By John Williams and Mel Riddile
A teacher in your building alerts you that a parent is upset about a decision the teacher made regarding her daughter. The teacher informed the parent of a situation through an e-mail message that included an explanation of his decision and the rationale behind it. The parent was not satisfied, and numerous e-mail messages were exchanged. The parent's long and sometimes rambling messages are not overtly threatening, but include aggressive language.
In his frustration, the teacher prints all of the e-mails messages and brings them to you. He explains that he is frustrated and tired of spending a significant amount of time answering these e-mails. He is also concerned about the aggressive tone of the messages.
After reading the messages, you realize that satisfying this parent will be difficult. The school is committed to building partnerships with parents and you understand the importance of communication in accomplishing that goal. You want to enlist this parent's positive involvement in the school community.
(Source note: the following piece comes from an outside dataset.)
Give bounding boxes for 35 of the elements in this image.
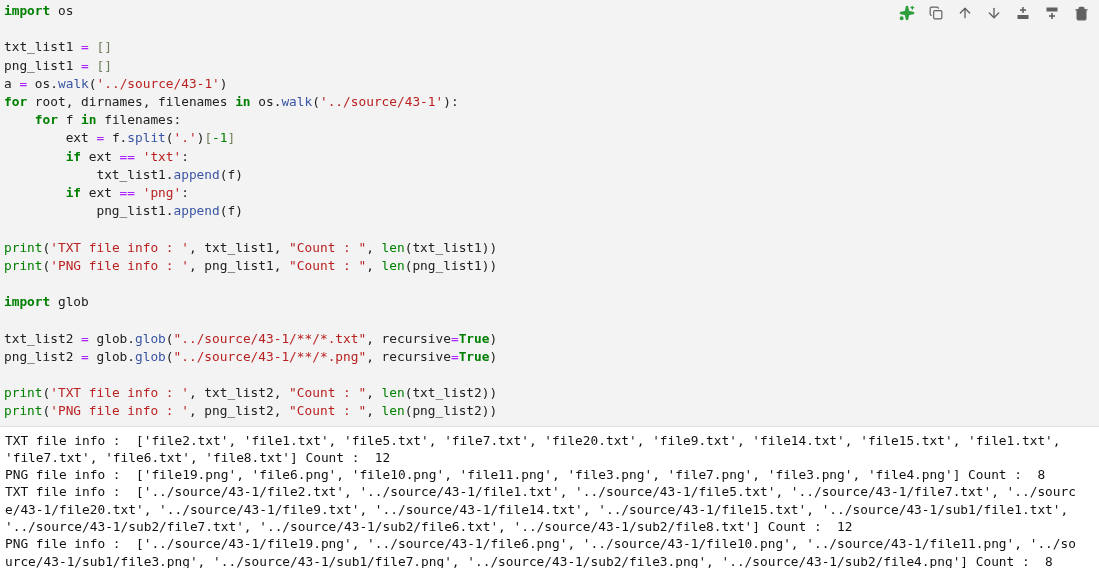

You also want the school staff to be seen as responsive to parents' communications regardless of how they arrive, and are sensitive to criticism about staff members not responding to phone calls or e-mails.
What guidance might you provide the teacher in handling this situation and avoiding similar situations in the future?
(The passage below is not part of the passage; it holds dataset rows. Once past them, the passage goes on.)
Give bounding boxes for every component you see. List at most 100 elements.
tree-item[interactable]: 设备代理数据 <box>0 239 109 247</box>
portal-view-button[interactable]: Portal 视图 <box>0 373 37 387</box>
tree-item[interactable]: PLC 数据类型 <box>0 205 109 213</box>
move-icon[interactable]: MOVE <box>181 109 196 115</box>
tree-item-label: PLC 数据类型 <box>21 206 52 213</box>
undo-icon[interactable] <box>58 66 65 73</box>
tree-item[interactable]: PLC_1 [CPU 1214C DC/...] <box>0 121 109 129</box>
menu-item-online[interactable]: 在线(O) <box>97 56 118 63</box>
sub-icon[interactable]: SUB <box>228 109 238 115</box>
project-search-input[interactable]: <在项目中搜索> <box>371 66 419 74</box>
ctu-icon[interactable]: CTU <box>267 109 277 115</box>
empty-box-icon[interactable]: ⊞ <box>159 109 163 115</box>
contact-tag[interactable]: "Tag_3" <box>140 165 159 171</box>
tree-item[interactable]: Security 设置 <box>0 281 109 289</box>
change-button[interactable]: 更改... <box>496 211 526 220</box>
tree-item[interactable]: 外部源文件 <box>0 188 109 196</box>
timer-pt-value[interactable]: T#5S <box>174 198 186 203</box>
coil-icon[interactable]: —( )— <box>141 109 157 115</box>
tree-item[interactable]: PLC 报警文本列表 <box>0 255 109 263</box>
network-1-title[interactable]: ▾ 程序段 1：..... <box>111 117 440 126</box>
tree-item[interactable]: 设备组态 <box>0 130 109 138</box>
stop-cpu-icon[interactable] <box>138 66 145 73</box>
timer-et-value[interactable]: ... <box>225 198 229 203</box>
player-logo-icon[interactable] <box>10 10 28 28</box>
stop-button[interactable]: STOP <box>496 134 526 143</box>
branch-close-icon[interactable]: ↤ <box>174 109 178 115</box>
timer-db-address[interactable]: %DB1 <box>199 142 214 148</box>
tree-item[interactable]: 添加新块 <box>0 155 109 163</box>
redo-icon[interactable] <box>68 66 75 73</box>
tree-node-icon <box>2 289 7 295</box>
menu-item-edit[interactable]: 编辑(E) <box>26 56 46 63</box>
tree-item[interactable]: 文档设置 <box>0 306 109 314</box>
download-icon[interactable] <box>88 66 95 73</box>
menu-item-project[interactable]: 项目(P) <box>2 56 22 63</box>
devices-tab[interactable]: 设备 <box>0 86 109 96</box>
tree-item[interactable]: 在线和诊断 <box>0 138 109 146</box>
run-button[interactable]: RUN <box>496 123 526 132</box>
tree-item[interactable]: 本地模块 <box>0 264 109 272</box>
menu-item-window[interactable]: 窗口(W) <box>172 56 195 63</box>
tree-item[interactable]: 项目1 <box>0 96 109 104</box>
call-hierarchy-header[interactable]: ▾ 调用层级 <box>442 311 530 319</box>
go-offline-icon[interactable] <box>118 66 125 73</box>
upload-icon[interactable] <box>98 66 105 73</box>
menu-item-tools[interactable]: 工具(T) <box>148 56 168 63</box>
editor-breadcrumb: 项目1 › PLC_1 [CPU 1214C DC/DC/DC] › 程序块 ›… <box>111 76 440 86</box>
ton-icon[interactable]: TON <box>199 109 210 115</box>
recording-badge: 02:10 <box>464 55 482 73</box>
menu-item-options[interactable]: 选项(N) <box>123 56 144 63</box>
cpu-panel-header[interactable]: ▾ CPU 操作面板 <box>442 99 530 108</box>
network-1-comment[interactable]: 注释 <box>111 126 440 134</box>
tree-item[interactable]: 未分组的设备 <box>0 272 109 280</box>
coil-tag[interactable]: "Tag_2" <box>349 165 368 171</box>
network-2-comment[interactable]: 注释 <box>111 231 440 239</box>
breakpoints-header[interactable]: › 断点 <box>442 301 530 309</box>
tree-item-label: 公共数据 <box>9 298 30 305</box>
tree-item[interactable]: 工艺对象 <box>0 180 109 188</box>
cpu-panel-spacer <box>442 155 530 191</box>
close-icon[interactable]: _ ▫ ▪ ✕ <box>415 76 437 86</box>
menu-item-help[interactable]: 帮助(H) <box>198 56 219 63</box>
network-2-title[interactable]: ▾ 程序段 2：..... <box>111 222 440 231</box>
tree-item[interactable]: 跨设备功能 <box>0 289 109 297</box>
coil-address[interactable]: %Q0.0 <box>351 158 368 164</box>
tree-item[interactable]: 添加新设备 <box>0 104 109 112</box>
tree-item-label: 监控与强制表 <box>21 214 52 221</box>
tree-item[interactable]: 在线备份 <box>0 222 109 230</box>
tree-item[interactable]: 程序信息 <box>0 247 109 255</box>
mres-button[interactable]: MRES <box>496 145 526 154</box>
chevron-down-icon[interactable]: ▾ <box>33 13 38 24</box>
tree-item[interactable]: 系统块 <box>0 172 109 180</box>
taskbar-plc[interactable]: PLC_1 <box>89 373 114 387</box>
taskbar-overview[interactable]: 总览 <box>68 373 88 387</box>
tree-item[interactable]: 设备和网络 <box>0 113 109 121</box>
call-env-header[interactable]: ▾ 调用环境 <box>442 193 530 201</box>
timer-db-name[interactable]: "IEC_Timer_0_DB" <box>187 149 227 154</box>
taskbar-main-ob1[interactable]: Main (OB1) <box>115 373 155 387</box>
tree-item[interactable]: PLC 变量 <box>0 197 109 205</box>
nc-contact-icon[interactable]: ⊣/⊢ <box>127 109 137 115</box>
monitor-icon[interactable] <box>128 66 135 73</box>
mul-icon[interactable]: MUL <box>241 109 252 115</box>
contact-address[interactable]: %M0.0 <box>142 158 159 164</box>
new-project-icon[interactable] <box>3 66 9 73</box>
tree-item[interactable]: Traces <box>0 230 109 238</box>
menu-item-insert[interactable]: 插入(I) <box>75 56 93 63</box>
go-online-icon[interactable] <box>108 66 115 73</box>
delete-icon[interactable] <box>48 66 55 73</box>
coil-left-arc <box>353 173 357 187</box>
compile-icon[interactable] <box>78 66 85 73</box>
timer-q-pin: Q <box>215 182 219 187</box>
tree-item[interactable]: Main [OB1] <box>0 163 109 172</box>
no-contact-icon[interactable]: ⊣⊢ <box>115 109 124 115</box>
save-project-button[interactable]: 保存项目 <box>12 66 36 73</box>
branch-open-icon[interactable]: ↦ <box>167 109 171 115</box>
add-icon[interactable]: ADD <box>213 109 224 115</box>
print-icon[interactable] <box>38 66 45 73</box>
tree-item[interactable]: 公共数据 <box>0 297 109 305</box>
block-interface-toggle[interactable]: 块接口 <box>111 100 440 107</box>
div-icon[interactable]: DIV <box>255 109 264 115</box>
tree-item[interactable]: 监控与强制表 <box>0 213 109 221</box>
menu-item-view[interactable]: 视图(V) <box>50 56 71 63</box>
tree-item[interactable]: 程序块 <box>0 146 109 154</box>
First, you should talk to the teacher—indeed to the entire staff—about how to choose the most appropriate vehicle for communicating with parents and stakeholders. The following guidelines may help clarify when to use e-mail and when to choose face-to-face conversations.
- Write only what you want published. Be aware that anyone with an e-mail account has what amounts to an electronic printing press and can publish any correspondence to hundreds and even thousands of people instantaneously.
- Write for the record. School e-mails are considered public records and are subject to FOIA requests. Anything that a teacher writes from a school e-mail account may accessed by the public.
- Use e-mail for positives not negatives. Send thank-you messages and congratulations via e-mail. The recipient can save the message and forward the message to friends and colleagues. You want that to happen. Negative messages can also be saved and forwarded to friends, colleagues, newspapers, and attorneys. You don't want that to happen.
- Conduct important business in person. Nothing takes the place of face-to-face communication. In this situation, back and forth e-mail messages served only to add fuel to an already burning fire. The teacher should invite the upset parent to the school for a conference with an administrator present.
Do the right thing, the right way, for the right reasons, even if the right way is not always the most convenient way. Communicating by e-mail is efficient but not necessarily effective. For routine matters such as providing homework or class assignments, e-mail is appropriate. When the situation is less than routine, nothing takes the place of face-to-face.